Nos últimos dois meses, o Brasil viveu casos de racismo que não tiveram punição até o momento. Entre eles, a tentativa de desqualificação da biografia da vereadora Marielle Franco, brutalmente executada; o fotógrafo que não foi contratado por ser negro; a festa de 15 anos com pessoas negras fazendo papel de escravos; o estudante da FGV que enviou em grupo de whatsapp uma foto de um aluno negro o chamando de escravo; e o professor do Instituto Federal que declarou que odeia pretos e pardos.

O último caso, de conhecimento público, ocorreu poucos dias antes da celebração do Dia Internacional de Combate à Discriminação Racial nesta quarta-feira (21). O livro “Omo-Oba – Histórias de Princesas”, que aborda temas da cultura afro-brasileira, foi censurado pelo Sesi de Volta Redonda, no Rio de Janeiro.
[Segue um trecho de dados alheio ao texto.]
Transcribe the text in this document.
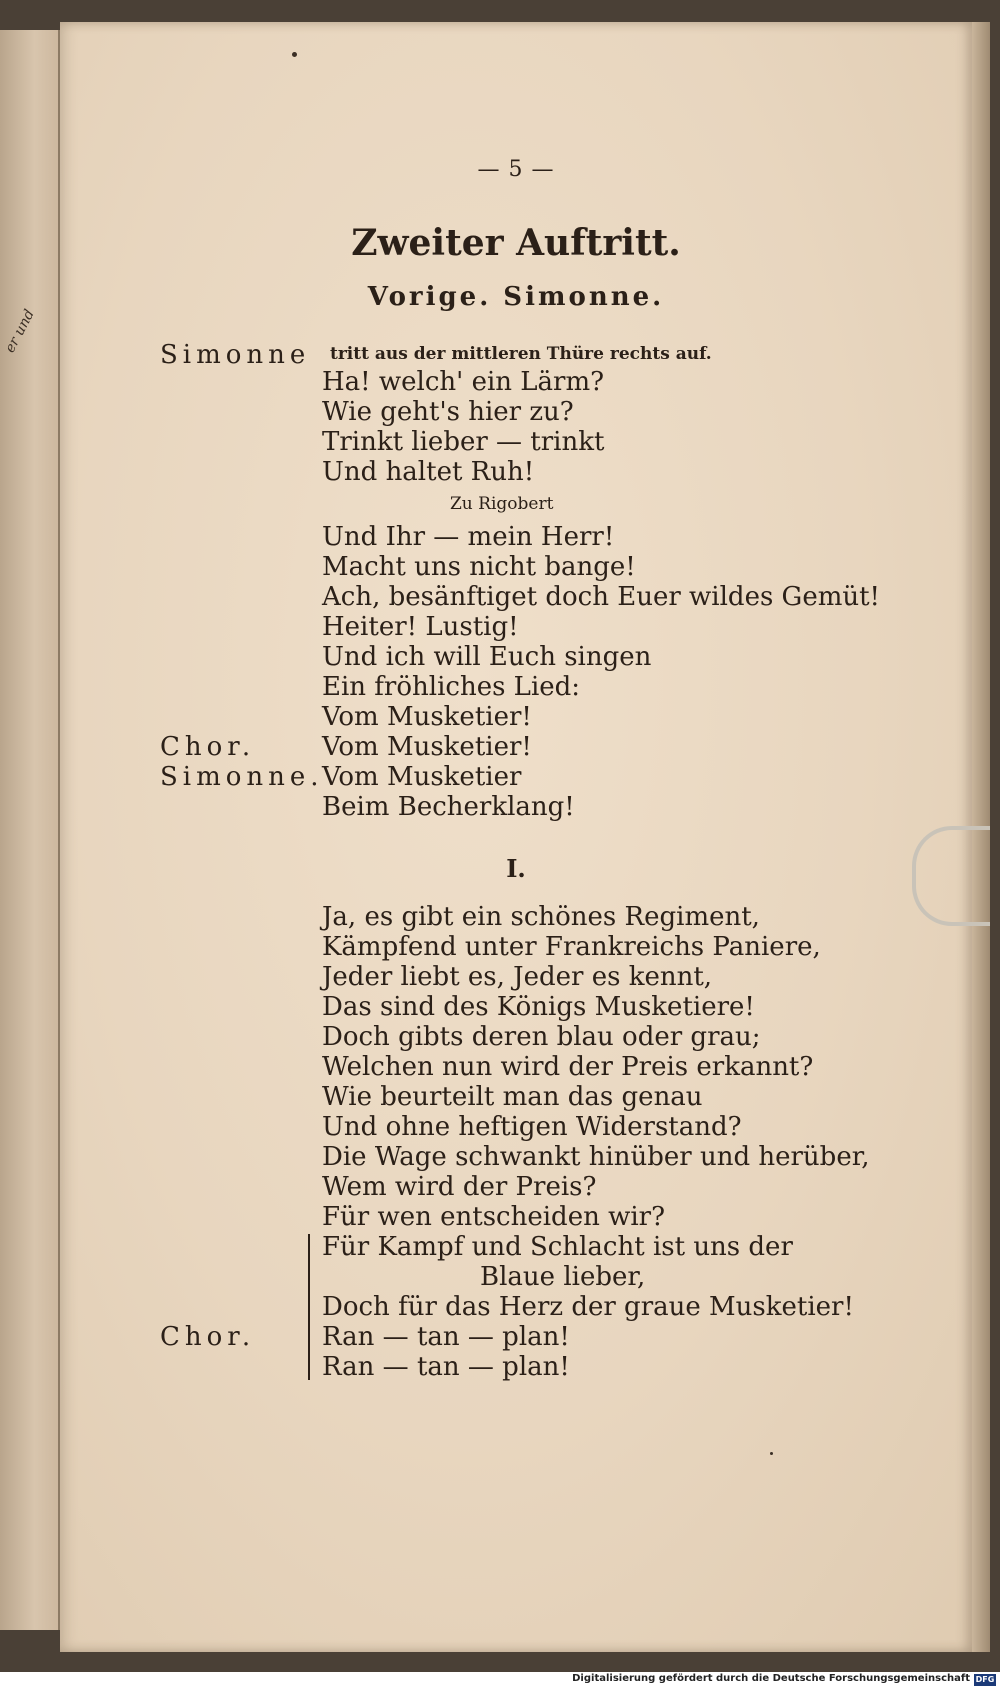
er und
— 5 —
Zweiter Auftritt.
Vorige. Simonne.
Simonne tritt aus der mittleren Thüre rechts auf.
Ha! welch' ein Lärm?
Wie geht's hier zu?
Trinkt lieber — trinkt
Und haltet Ruh!
Zu Rigobert
Und Ihr — mein Herr!
Macht uns nicht bange!
Ach, besänftiget doch Euer wildes Gemüt!
Heiter! Lustig!
Und ich will Euch singen
Ein fröhliches Lied:
Vom Musketier!
Chor.	Vom Musketier!
Simonne.
Vom Musketier
Beim Becherklang!
I.
Ja, es gibt ein schönes Regiment,
Kämpfend unter Frankreichs Paniere,
Jeder liebt es, Jeder es kennt,
Das sind des Königs Musketiere!
Doch gibts deren blau oder grau;
Welchen nun wird der Preis erkannt?
Wie beurteilt man das genau
Und ohne heftigen Widerstand?
Die Wage schwankt hinüber und herüber,
Wem wird der Preis?
Für wen entscheiden wir?
Für Kampf und Schlacht ist uns der
Blaue lieber,
Doch für das Herz der graue Musketier!
Chor.	Ran — tan — plan!
Ran — tan — plan!
Digitalisierung gefördert durch die Deutsche Forschungsgemeinschaft DFG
A denúncia veio à tona porque a mãe de um dos alunos publicou, no último domingo (18), nas redes sociais, um desabafo com críticas ao Sesi. Ela ficou indignada ao saber, por um comunicado, que o livro, de autoria da escritora e professora da Universidade Federal do Espírito Santo, Kiusam de Oliveira, havia sido censurado.

A escola tinha cedido à pressão de alguns pais de alunos que consideraram o conteúdo do livro de cunho religioso antes mesmo de lerem.

A postagem da mãe teve mais de 10 mil compartilhamentos e, diante da repercussão, o Sesi Volta Redonda voltou atrás e manteve a obrigatoriedade do livro.

Postagem da mãe de um dos alunos no Facebook
Comunicado do Sesi Volta Redonda enviado aos pais dos aluno

Para a autora Kiusam de Oliveira, a repercussão do caso reflete a atualidade e a importância do tema, mesmo 58 anos depois do massacre de negros na África do Sul, o que motivou a Organização das Nações Unidas (ONU) a criar o Dia Mundial de Combate à Discriminação Racial.

“Foi um sentimento misturado de choque, tristeza e frustração. Mas, ao mesmo tempo, dá uma vontade aguerrida de mostrar que o livro é importante para a literatura infantil. É um marco, pois trata de princesas negras, da África, contribuindo para o resgate da autoestima de meninas negras”, diz a autora.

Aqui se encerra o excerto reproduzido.